How to use Git for your data science projects

Learn how to use Git for your data science projects so you can keep your code backed-up and share it with your colleagues or the data science community.

How to use Git for your data science projects
Picture by Joao Jesus, Pexels.
14 minutes to read

Git is the world’s most widely used version control system and is an essential tool for data scientists, especially those collaborating on projects with others. You’ll need to be able to use Git to get any role working within the data science field, so it’s an important one to master.

Git tracks the changes made within your projects, allows several people to collaborate on the same code, and keeps files remotely backed up and synchronised between different users, workstations, and servers. Here’s a quick guide to the basics of Git.

Installing Git

Git is a command line application and is so commonly used that may already be installed on your machine. Assuming you’re using Ubuntu Linux, you can check whether Git is installed by typing git --version into your terminal.

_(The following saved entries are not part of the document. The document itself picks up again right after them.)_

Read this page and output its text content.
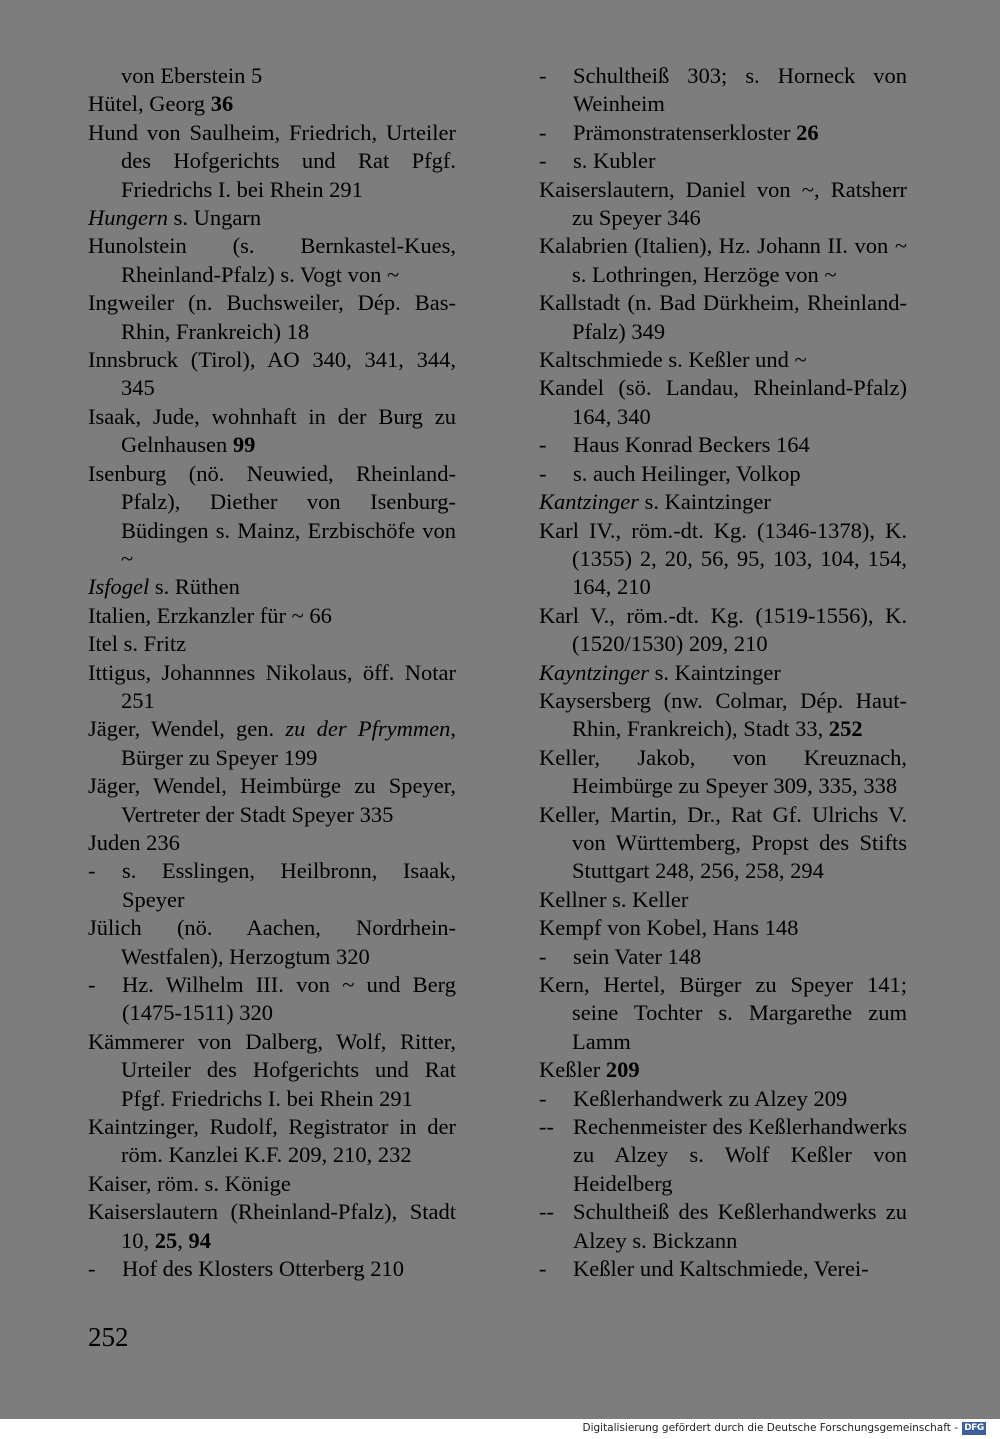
von Eberstein 5
Hütel, Georg 36
Hund von Saulheim, Friedrich, Urteiler des Hofgerichts und Rat Pfgf. Friedrichs I. bei Rhein 291
Hungern s. Ungarn
Hunolstein (s. Bernkastel-Kues, Rheinland-Pfalz) s. Vogt von ~
Ingweiler (n. Buchsweiler, Dép. Bas-Rhin, Frankreich) 18
Innsbruck (Tirol), AO 340, 341, 344, 345
Isaak, Jude, wohnhaft in der Burg zu Gelnhausen 99
Isenburg (nö. Neuwied, Rheinland-Pfalz), Diether von Isenburg-Büdingen s. Mainz, Erzbischöfe von ~
Isfogel s. Rüthen
Italien, Erzkanzler für ~ 66
Itel s. Fritz
Ittigus, Johannnes Nikolaus, öff. Notar 251
Jäger, Wendel, gen. zu der Pfrymmen, Bürger zu Speyer 199
Jäger, Wendel, Heimbürge zu Speyer, Vertreter der Stadt Speyer 335
Juden 236
- s. Esslingen, Heilbronn, Isaak, Speyer
Jülich (nö. Aachen, Nordrhein-Westfalen), Herzogtum 320
- Hz. Wilhelm III. von ~ und Berg (1475-1511) 320
Kämmerer von Dalberg, Wolf, Ritter, Urteiler des Hofgerichts und Rat Pfgf. Friedrichs I. bei Rhein 291
Kaintzinger, Rudolf, Registrator in der röm. Kanzlei K.F. 209, 210, 232
Kaiser, röm. s. Könige
Kaiserslautern (Rheinland-Pfalz), Stadt 10, 25, 94
- Hof des Klosters Otterberg 210
- Schultheiß 303; s. Horneck von Weinheim
- Prämonstratenserkloster 26
- s. Kubler
Kaiserslautern, Daniel von ~, Ratsherr zu Speyer 346
Kalabrien (Italien), Hz. Johann II. von ~ s. Lothringen, Herzöge von ~
Kallstadt (n. Bad Dürkheim, Rheinland-Pfalz) 349
Kaltschmiede s. Keßler und ~
Kandel (sö. Landau, Rheinland-Pfalz) 164, 340
- Haus Konrad Beckers 164
- s. auch Heilinger, Volkop
Kantzinger s. Kaintzinger
Karl IV., röm.-dt. Kg. (1346-1378), K. (1355) 2, 20, 56, 95, 103, 104, 154, 164, 210
Karl V., röm.-dt. Kg. (1519-1556), K. (1520/1530) 209, 210
Kayntzinger s. Kaintzinger
Kaysersberg (nw. Colmar, Dép. Haut-Rhin, Frankreich), Stadt 33, 252
Keller, Jakob, von Kreuznach, Heimbürge zu Speyer 309, 335, 338
Keller, Martin, Dr., Rat Gf. Ulrichs V. von Württemberg, Propst des Stifts Stuttgart 248, 256, 258, 294
Kellner s. Keller
Kempf von Kobel, Hans 148
- sein Vater 148
Kern, Hertel, Bürger zu Speyer 141; seine Tochter s. Margarethe zum Lamm
Keßler 209
- Keßlerhandwerk zu Alzey 209
-- Rechenmeister des Keßlerhandwerks zu Alzey s. Wolf Keßler von Heidelberg
-- Schultheiß des Keßlerhandwerks zu Alzey s. Bickzann
- Keßler und Kaltschmiede, Verei-
252
Digitalisierung gefördert durch die Deutsche Forschungsgemeinschaft - DFG
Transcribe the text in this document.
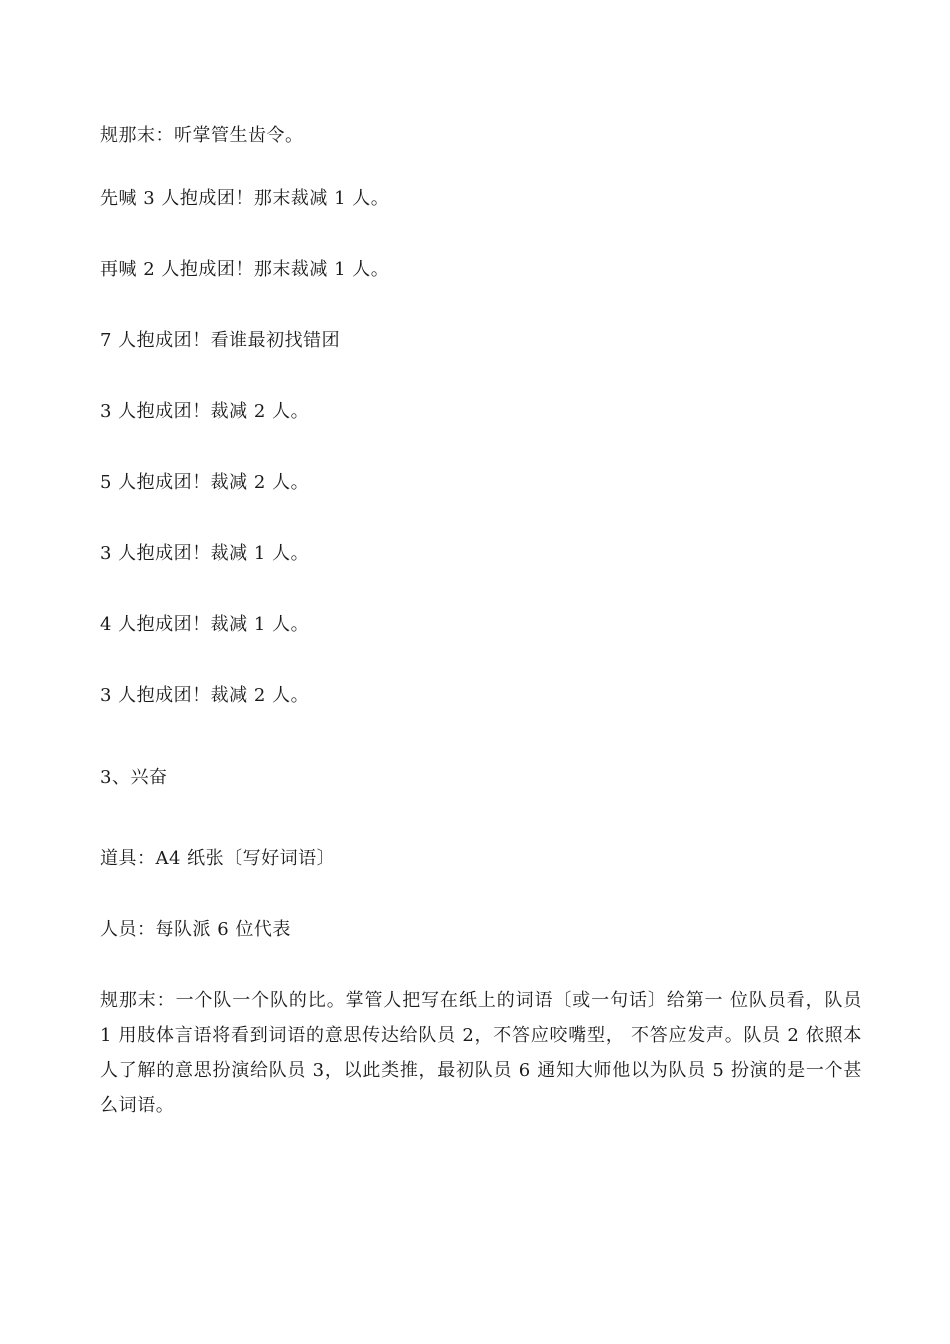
规那末：听掌管生齿令。
先喊 3 人抱成团！那末裁减 1 人。
再喊 2 人抱成团！那末裁减 1 人。
7 人抱成团！看谁最初找错团
3 人抱成团！裁减 2 人。
5 人抱成团！裁减 2 人。
3 人抱成团！裁减 1 人。
4 人抱成团！裁减 1 人。
3 人抱成团！裁减 2 人。
3、兴奋
道具：A4 纸张〔写好词语〕
人员：每队派 6 位代表
规那末：一个队一个队的比。掌管人把写在纸上的词语〔或一句话〕给第一 位队员看，队员 1 用肢体言语将看到词语的意思传达给队员 2，不答应咬嘴型， 不答应发声。队员 2 依照本人了解的意思扮演给队员 3，以此类推，最初队员 6 通知大师他以为队员 5 扮演的是一个甚么词语。
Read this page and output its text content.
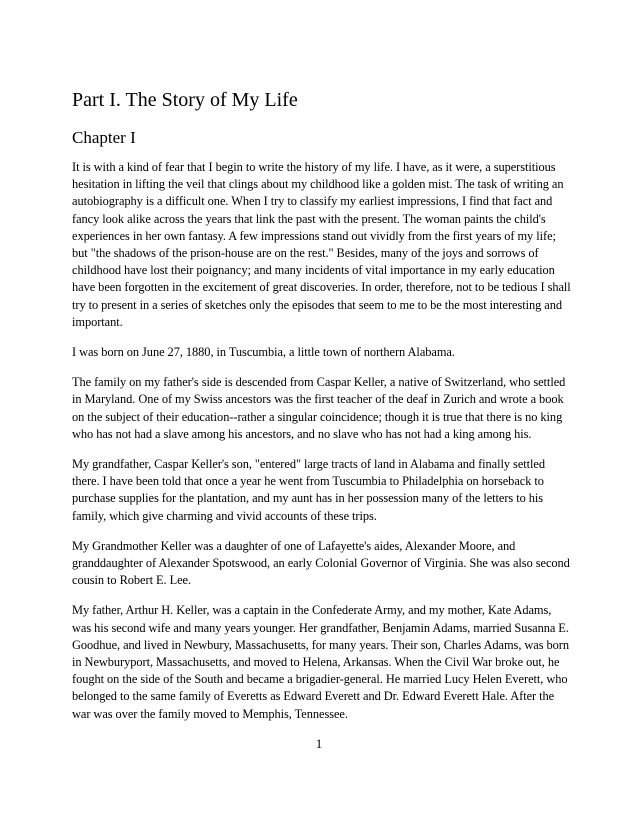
Part I. The Story of My Life
Chapter I

It is with a kind of fear that I begin to write the history of my life. I have, as it were, a superstitious hesitation in lifting the veil that clings about my childhood like a golden mist. The task of writing an autobiography is a difficult one. When I try to classify my earliest impressions, I find that fact and fancy look alike across the years that link the past with the present. The woman paints the child's experiences in her own fantasy. A few impressions stand out vividly from the first years of my life; but "the shadows of the prison-house are on the rest." Besides, many of the joys and sorrows of childhood have lost their poignancy; and many incidents of vital importance in my early education have been forgotten in the excitement of great discoveries. In order, therefore, not to be tedious I shall try to present in a series of sketches only the episodes that seem to me to be the most interesting and important.

I was born on June 27, 1880, in Tuscumbia, a little town of northern Alabama.

The family on my father's side is descended from Caspar Keller, a native of Switzerland, who settled in Maryland. One of my Swiss ancestors was the first teacher of the deaf in Zurich and wrote a book on the subject of their education--rather a singular coincidence; though it is true that there is no king who has not had a slave among his ancestors, and no slave who has not had a king among his.

My grandfather, Caspar Keller's son, "entered" large tracts of land in Alabama and finally settled there. I have been told that once a year he went from Tuscumbia to Philadelphia on horseback to purchase supplies for the plantation, and my aunt has in her possession many of the letters to his family, which give charming and vivid accounts of these trips.

My Grandmother Keller was a daughter of one of Lafayette's aides, Alexander Moore, and granddaughter of Alexander Spotswood, an early Colonial Governor of Virginia. She was also second cousin to Robert E. Lee.

My father, Arthur H. Keller, was a captain in the Confederate Army, and my mother, Kate Adams, was his second wife and many years younger. Her grandfather, Benjamin Adams, married Susanna E. Goodhue, and lived in Newbury, Massachusetts, for many years. Their son, Charles Adams, was born in Newburyport, Massachusetts, and moved to Helena, Arkansas. When the Civil War broke out, he fought on the side of the South and became a brigadier-general. He married Lucy Helen Everett, who belonged to the same family of Everetts as Edward Everett and Dr. Edward Everett Hale. After the war was over the family moved to Memphis, Tennessee.

1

If Git is installed, you’ll see a message like git version 2.25.1 telling you which release is installed. If it isn’t installed you can install it by entering the following command in your terminal, and entering your password:

sudo apt install -y git

Git repositories

Each time you work on a project you want to keep under version control, you create something called a local Git “repository”. Not to be confused with a suppository, a repository (or “repo”) comprises two main parts: the directories and files containing your code, and a hidden directory called .git, which lies in the root of your repository directory.

The .git directory contains all the information that Git uses to track changes to your files, and allows you to create new versions of your code, store any changes, and roll back to previous versions. This all sits on your local machine, so isn’t backed up, unless you explicitly do so.

While you can use your local Git repository without the need to use a third party service, such as Github.com, to get the full benefits of Git (including off-site backup, collaboration, and code sharing) you’ll likely want to upload or “push” your code to a remote Git repository server, along with your .git directory. Therefore, you may want to head to Github.com to create an account.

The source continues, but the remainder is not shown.